For some odd reason, if you run the magic function time in the same cell as the assignment of a variable, the variable assignment is not saved to memory...? unless it is and i'm doing something wrong.

In [39]:
tokenizer = Tokenizer()
tokenizer.fit_on_texts(df_train.text)

vocab_size = len(tokenizer.word_index) + 1
print("Total words", vocab_size)

Total words 278491


In [40]:
%%time
X_train = pad_sequences(tokenizer.texts_to_sequences(df_train.text), maxlen=SEQUENCE_LENGTH)
X_test = pad_sequences(tokenizer.texts_to_sequences(df_test.text), maxlen=SEQUENCE_LENGTH)

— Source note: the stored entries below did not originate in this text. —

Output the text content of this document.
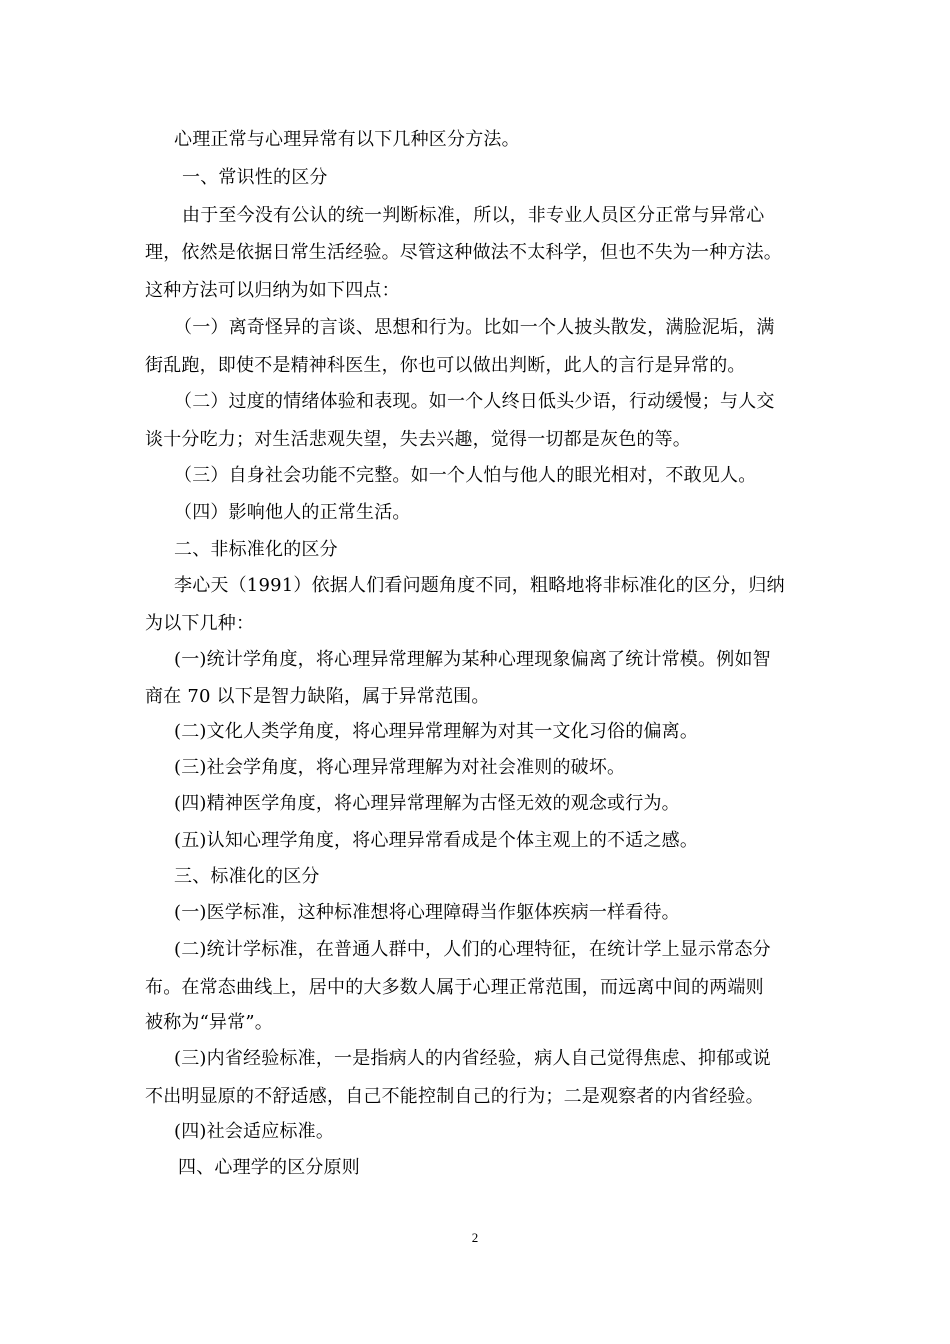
心理正常与心理异常有以下几种区分方法。
一、常识性的区分
由于至今没有公认的统一判断标准，所以，非专业人员区分正常与异常心
理，依然是依据日常生活经验。尽管这种做法不太科学，但也不失为一种方法。
这种方法可以归纳为如下四点：
（一）离奇怪异的言谈、思想和行为。比如一个人披头散发，满脸泥垢，满
街乱跑，即使不是精神科医生，你也可以做出判断，此人的言行是异常的。
（二）过度的情绪体验和表现。如一个人终日低头少语，行动缓慢；与人交
谈十分吃力；对生活悲观失望，失去兴趣，觉得一切都是灰色的等。
（三）自身社会功能不完整。如一个人怕与他人的眼光相对，不敢见人。
（四）影响他人的正常生活。
二、非标准化的区分
李心天（1991）依据人们看问题角度不同，粗略地将非标准化的区分，归纳
为以下几种：
(一)统计学角度，将心理异常理解为某种心理现象偏离了统计常模。例如智
商在 70 以下是智力缺陷，属于异常范围。
(二)文化人类学角度，将心理异常理解为对其一文化习俗的偏离。
(三)社会学角度，将心理异常理解为对社会准则的破坏。
(四)精神医学角度，将心理异常理解为古怪无效的观念或行为。
(五)认知心理学角度，将心理异常看成是个体主观上的不适之感。
三、标准化的区分
(一)医学标准，这种标准想将心理障碍当作躯体疾病一样看待。
(二)统计学标准，在普通人群中，人们的心理特征，在统计学上显示常态分
布。在常态曲线上，居中的大多数人属于心理正常范围，而远离中间的两端则
被称为“异常”。
(三)内省经验标准，一是指病人的内省经验，病人自己觉得焦虑、抑郁或说
不出明显原的不舒适感，自己不能控制自己的行为；二是观察者的内省经验。
(四)社会适应标准。
四、心理学的区分原则
2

CPU times: user 25.2 s, sys: 985 ms, total: 26.2 s
Wall time: 26.6 s


In [41]:
X_train = pad_sequences(tokenizer.texts_to_sequences(df_train.text), maxlen=SEQUENCE_LENGTH)
X_test = pad_sequences(tokenizer.texts_to_sequences(df_test.text), maxlen=SEQUENCE_LENGTH)

In [42]:
labels = df_train.target.unique().tolist()
labels.append(NEUTRAL)
labels

['NEGATIVE', 'POSITIVE', 'NEUTRAL']

In [43]:
encoder = LabelEncoder()
encoder.fit(df_train.target.tolist())

y_train = encoder.transform(df_train.target.tolist())
y_test = encoder.transform(df_test.target.tolist())

y_train = y_train.reshape(-1,1)
y_test = y_test.reshape(-1,1)

print("y_train",y_train.shape)
print("y_test",y_test.shape)

y_train (1200000, 1)
y_test (400000, 1)


In [44]:
embedding_matrix = np.zeros((vocab_size, W2V_SIZE))

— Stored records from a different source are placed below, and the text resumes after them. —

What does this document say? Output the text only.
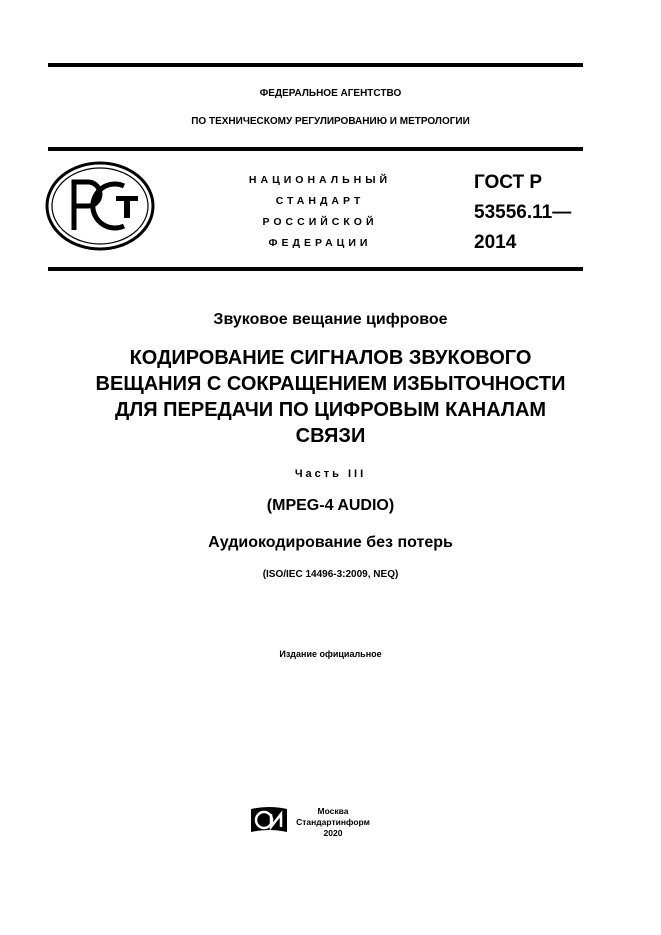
ФЕДЕРАЛЬНОЕ АГЕНТСТВО
ПО ТЕХНИЧЕСКОМУ РЕГУЛИРОВАНИЮ И МЕТРОЛОГИИ
НАЦИОНАЛЬНЫЙ
СТАНДАРТ
РОССИЙСКОЙ
ФЕДЕРАЦИИ
ГОСТ Р
53556.11—
2014
Звуковое вещание цифровое
КОДИРОВАНИЕ СИГНАЛОВ ЗВУКОВОГО
ВЕЩАНИЯ С СОКРАЩЕНИЕМ ИЗБЫТОЧНОСТИ
ДЛЯ ПЕРЕДАЧИ ПО ЦИФРОВЫМ КАНАЛАМ
СВЯЗИ
Часть III
(MPEG-4 AUDIO)
Аудиокодирование без потерь
(ISO/IEC 14496-3:2009, NEQ)
Издание официальное
Москва
Стандартинформ
2020
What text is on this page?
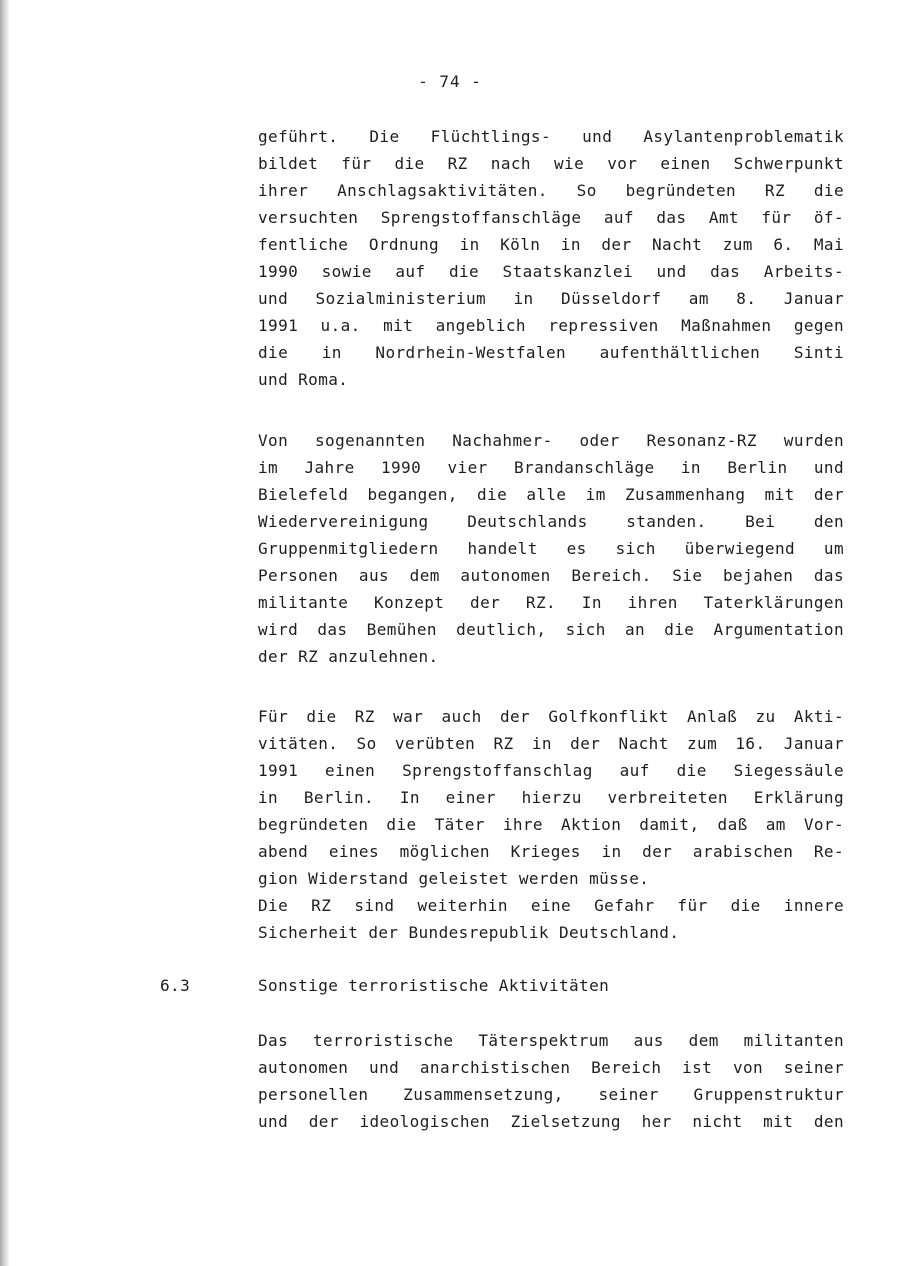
- 74 -
geführt. Die Flüchtlings- und Asylantenproblematik
bildet für die RZ nach wie vor einen Schwerpunkt
ihrer Anschlagsaktivitäten. So begründeten RZ die
versuchten Sprengstoffanschläge auf das Amt für öf-
fentliche Ordnung in Köln in der Nacht zum 6. Mai
1990 sowie auf die Staatskanzlei und das Arbeits-
und Sozialministerium in Düsseldorf am 8. Januar
1991 u.a. mit angeblich repressiven Maßnahmen gegen
die in Nordrhein-Westfalen aufenthältlichen Sinti
und Roma.
Von sogenannten Nachahmer- oder Resonanz-RZ wurden
im Jahre 1990 vier Brandanschläge in Berlin und
Bielefeld begangen, die alle im Zusammenhang mit der
Wiedervereinigung Deutschlands standen. Bei den
Gruppenmitgliedern handelt es sich überwiegend um
Personen aus dem autonomen Bereich. Sie bejahen das
militante Konzept der RZ. In ihren Taterklärungen
wird das Bemühen deutlich, sich an die Argumentation
der RZ anzulehnen.
Für die RZ war auch der Golfkonflikt Anlaß zu Akti-
vitäten. So verübten RZ in der Nacht zum 16. Januar
1991 einen Sprengstoffanschlag auf die Siegessäule
in Berlin. In einer hierzu verbreiteten Erklärung
begründeten die Täter ihre Aktion damit, daß am Vor-
abend eines möglichen Krieges in der arabischen Re-
gion Widerstand geleistet werden müsse.
Die RZ sind weiterhin eine Gefahr für die innere
Sicherheit der Bundesrepublik Deutschland.
6.3	Sonstige terroristische Aktivitäten
Das terroristische Täterspektrum aus dem militanten
autonomen und anarchistischen Bereich ist von seiner
personellen Zusammensetzung, seiner Gruppenstruktur
und der ideologischen Zielsetzung her nicht mit den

for word, i in tokenizer.word_index.items():
    if word in w2v_model.wv:
        embedding_matrix[i] = w2v_model.wv[word]

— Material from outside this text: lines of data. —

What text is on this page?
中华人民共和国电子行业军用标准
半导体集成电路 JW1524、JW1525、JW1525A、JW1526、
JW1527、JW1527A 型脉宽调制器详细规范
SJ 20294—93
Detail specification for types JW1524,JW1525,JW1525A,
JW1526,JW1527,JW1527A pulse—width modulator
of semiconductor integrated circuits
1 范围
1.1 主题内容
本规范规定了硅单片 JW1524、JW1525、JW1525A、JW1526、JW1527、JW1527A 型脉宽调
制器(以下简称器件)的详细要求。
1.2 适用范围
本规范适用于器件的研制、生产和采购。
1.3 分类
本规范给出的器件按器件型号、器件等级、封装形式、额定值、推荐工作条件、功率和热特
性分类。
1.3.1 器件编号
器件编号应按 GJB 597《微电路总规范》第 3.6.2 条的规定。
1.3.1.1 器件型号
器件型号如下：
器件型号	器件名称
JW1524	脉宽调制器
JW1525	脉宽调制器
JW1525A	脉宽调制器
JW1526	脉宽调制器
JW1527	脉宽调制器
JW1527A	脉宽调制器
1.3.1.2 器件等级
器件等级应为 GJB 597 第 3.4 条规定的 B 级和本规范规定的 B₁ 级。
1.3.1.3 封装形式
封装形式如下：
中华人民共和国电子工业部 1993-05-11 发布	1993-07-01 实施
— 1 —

print(embedding_matrix.shape)

(278491, 300)


In [46]:
embedding_layer = Embedding(vocab_size, W2V_SIZE, 
                            weights=[embedding_matrix], 
                            input_length=SEQUENCE_LENGTH, 
                            trainable=False)

### At this point the preprocessing is done 
### How do we know preprocessing is ready?
- Train and Test set are encoded and padded
- We have an embedding matrix which is essentially all the vectorized words 
- an embedding layer is created using the embedding matrix as weights

# Dask + Keras

### TODO: Dask pipeline below 

In [22]:
%%time
df = dd.read_csv(path,encoding=DATASET_ENCODING)

CPU times: user 10.8 ms, sys: 4.36 ms, total: 15.2 ms
Wall time: 14 ms


In [24]:
df = dd.read_csv(path,encoding=DATASET_ENCODING)